Belgian tanker shipping company Euronav doesn’t seem to be on board the scrubber team due to numerous concerns related to the installation of the technology on board its ships.
The company said that it sees very low returns on upfront capital investment of USD 5 million per very large crude carrier (VLCC), despite market reports that ships with scrubbers are likely to reap the fruit from higher charter rates come 2020.
“Promoters of scrubbers have used marine gas oil (MGO) as a proxy for the price of compliant fuel. Some refiners including Sinochem have recently confirmed that they will sell clean compliant fuel at a price likely to be half the difference between dirty HFO and MGO. So the investment case now has half the returns being promoted and it is still 14 months before implementation and nothing suggests this price gap will not further narrow in that time,” Euronav said.
The company also believes that there is a risk of pollution from scrubbers, especially when considering the open-loop option, as seawater used to remove sulphur from exhaust gases is returned to the sea jeopardizing natural buffering capacity of the water.
As explained, there is unknown cumulative impact of increasing sulphur content in world’s oceans, the most likely outcome being the increase in ocean acidity over time.
Furthermore, the company cited additional Capex and Opex costs of operation and unproven application of this technology in a large volume tanker environment as argumentation against the installation, pointing to the known risk of corrosion.
“Promoters of this technology argue that the open oceans dilute waste water, rendering it harmless. But the solution to pollution is not dilution. Like plastic contamination over the years, we don’t know what the cumulative effect of this waste water will be or how it will interact with existing seaborne pollutants, particularly in congested sea-lanes like the English Channel, Malacca Straits or Baltic Sea,”the company added.
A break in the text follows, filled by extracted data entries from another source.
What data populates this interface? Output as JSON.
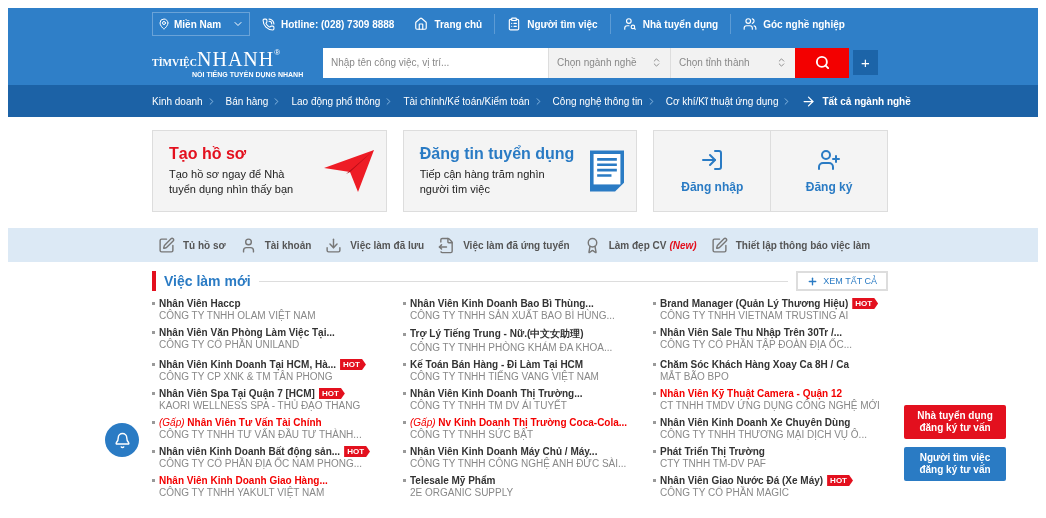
{
  "top_bar": {
    "location": "Miền Nam",
    "hotline": "Hotline: (028) 7309 8888",
    "nav": [
      {
        "label": "Trang chủ"
      },
      {
        "label": "Người tìm việc"
      },
      {
        "label": "Nhà tuyển dụng"
      },
      {
        "label": "Góc nghề nghiệp"
      }
    ]
  },
  "logo": {
    "part_1": "TÌMVIỆC",
    "part_2": "NHANH",
    "registered": "®",
    "tagline": "NỔI TIẾNG TUYỂN DỤNG NHANH"
  },
  "search": {
    "placeholder": "Nhập tên công việc, vị trí...",
    "industry": "Chọn ngành nghề",
    "province": "Chọn tỉnh thành",
    "more": "+"
  },
  "categories": [
    {
      "label": "Kinh doanh"
    },
    {
      "label": "Bán hàng"
    },
    {
      "label": "Lao động phổ thông"
    },
    {
      "label": "Tài chính/Kế toán/Kiểm toán"
    },
    {
      "label": "Công nghệ thông tin"
    },
    {
      "label": "Cơ khí/Kĩ thuật ứng dụng"
    }
  ],
  "all_categories": "Tất cả ngành nghề",
  "cards": {
    "profile": {
      "title": "Tạo hồ sơ",
      "text": "Tạo hồ sơ ngay để Nhà tuyển dụng nhìn thấy bạn"
    },
    "post": {
      "title": "Đăng tin tuyển dụng",
      "text": "Tiếp cận hàng trăm nghìn người tìm việc"
    },
    "login": "Đăng nhập",
    "register": "Đăng ký"
  },
  "quick_links": [
    {
      "label": "Tủ hồ sơ"
    },
    {
      "label": "Tài khoản"
    },
    {
      "label": "Việc làm đã lưu"
    },
    {
      "label": "Việc làm đã ứng tuyển"
    },
    {
      "label": "Làm đẹp CV",
      "badge": "(New)"
    },
    {
      "label": "Thiết lập thông báo việc làm"
    }
  ],
  "section": {
    "title": "Việc làm mới",
    "view_all": "XEM TẤT CẢ"
  },
  "jobs": [
    {
      "title": "Nhân Viên Haccp",
      "company": "CÔNG TY TNHH OLAM VIỆT NAM",
      "highlighted": false
    },
    {
      "title": "Nhân Viên Kinh Doanh Bao Bì Thùng...",
      "company": "CÔNG TY TNHH SẢN XUẤT BAO BÌ HÙNG...",
      "highlighted": false
    },
    {
      "title": "Brand Manager (Quản Lý Thương Hiệu)",
      "company": "CÔNG TY TNHH VIETNAM TRUSTING AI",
      "highlighted": false,
      "badge": "HOT"
    },
    {
      "title": "Nhân Viên Văn Phòng Làm Việc Tại...",
      "company": "CÔNG TY CỔ PHẦN UNILAND",
      "highlighted": false
    },
    {
      "title": "Trợ Lý Tiếng Trung - Nữ.(中文女助理)",
      "company": "CÔNG TY TNHH PHÒNG KHÁM ĐA KHOA...",
      "highlighted": false
    },
    {
      "title": "Nhân Viên Sale Thu Nhập Trên 30Tr /...",
      "company": "CÔNG TY CỔ PHẦN TẬP ĐOÀN ĐỊA ỐC...",
      "highlighted": false
    },
    {
      "title": "Nhân Viên Kinh Doanh Tại HCM, Hà...",
      "company": "CÔNG TY CP XNK & TM TÂN PHONG",
      "highlighted": false,
      "badge": "HOT"
    },
    {
      "title": "Kế Toán Bán Hàng - Đi Làm Tại HCM",
      "company": "CÔNG TY TNHH TIẾNG VANG VIỆT NAM",
      "highlighted": false
    },
    {
      "title": "Chăm Sóc Khách Hàng Xoay Ca 8H / Ca",
      "company": "MẮT BÃO BPO",
      "highlighted": false
    },
    {
      "title": "Nhân Viên Spa Tại Quận 7 [HCM]",
      "company": "KAORI WELLNESS SPA - THỦ ĐẠO THANG",
      "highlighted": false,
      "badge": "HOT"
    },
    {
      "title": "Nhân Viên Kinh Doanh Thị Trường...",
      "company": "CÔNG TY TNHH TM DV ÁI TUYẾT",
      "highlighted": false
    },
    {
      "title": "Nhân Viên Kỹ Thuật Camera - Quận 12",
      "company": "CT TNHH TMDV ỨNG DỤNG CÔNG NGHỆ MỚI",
      "highlighted": true
    },
    {
      "prefix": "(Gấp)",
      "title": "Nhân Viên Tư Vấn Tài Chính",
      "company": "CÔNG TY TNHH TƯ VẤN ĐẦU TƯ THÀNH...",
      "highlighted": true
    },
    {
      "prefix": "(Gấp)",
      "title": "Nv Kinh Doanh Thị Trường Coca-Cola...",
      "company": "CÔNG TY TNHH SỨC BẬT",
      "highlighted": true
    },
    {
      "title": "Nhân Viên Kinh Doanh Xe Chuyên Dùng",
      "company": "CÔNG TY TNHH THƯƠNG MẠI DỊCH VỤ Ô...",
      "highlighted": false
    },
    {
      "title": "Nhân viên Kinh Doanh Bất động sản...",
      "company": "CÔNG TY CỔ PHẦN ĐỊA ỐC NAM PHONG...",
      "highlighted": false,
      "badge": "HOT"
    },
    {
      "title": "Nhân Viên Kinh Doanh Máy Chủ / Máy...",
      "company": "CÔNG TY TNHH CÔNG NGHỆ ANH ĐỨC SÀI...",
      "highlighted": false
    },
    {
      "title": "Phát Triển Thị Trường",
      "company": "CTY TNHH TM-DV PAF",
      "highlighted": false
    },
    {
      "title": "Nhân Viên Kinh Doanh Giao Hàng...",
      "company": "CÔNG TY TNHH YAKULT VIỆT NAM",
      "highlighted": true
    },
    {
      "title": "Telesale Mỹ Phẩm",
      "company": "2E ORGANIC SUPPLY",
      "highlighted": false
    },
    {
      "title": "Nhân Viên Giao Nước Đá (Xe Máy)",
      "company": "CÔNG TY CỔ PHẦN MAGIC",
      "highlighted": false,
      "badge": "HOT"
    }
  ],
  "floating": {
    "employer": "Nhà tuyển dụng đăng ký tư vấn",
    "seeker": "Người tìm việc đăng ký tư vấn"
  }
}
Finally, Euronav argues that so far flag states appear ill-equipped to ensure regulatory compliance.
“Installing a scrubber enables regulatory compliance with the continued use of non-compliant high sulphur fuel. But weak regulatory oversight means non-compliance in the open sea, whether through breakdown or malfeasance, cannot be effectively controlled.
“Refiners and oil producers have increasingly made clear that sufficient compliant fuel will be available. Scrubbers are therefore a loophole which makes enforcement of the sulphur ban extremely complex, difficult to enforce and likely to facilitate non-compliance,” the company concluded.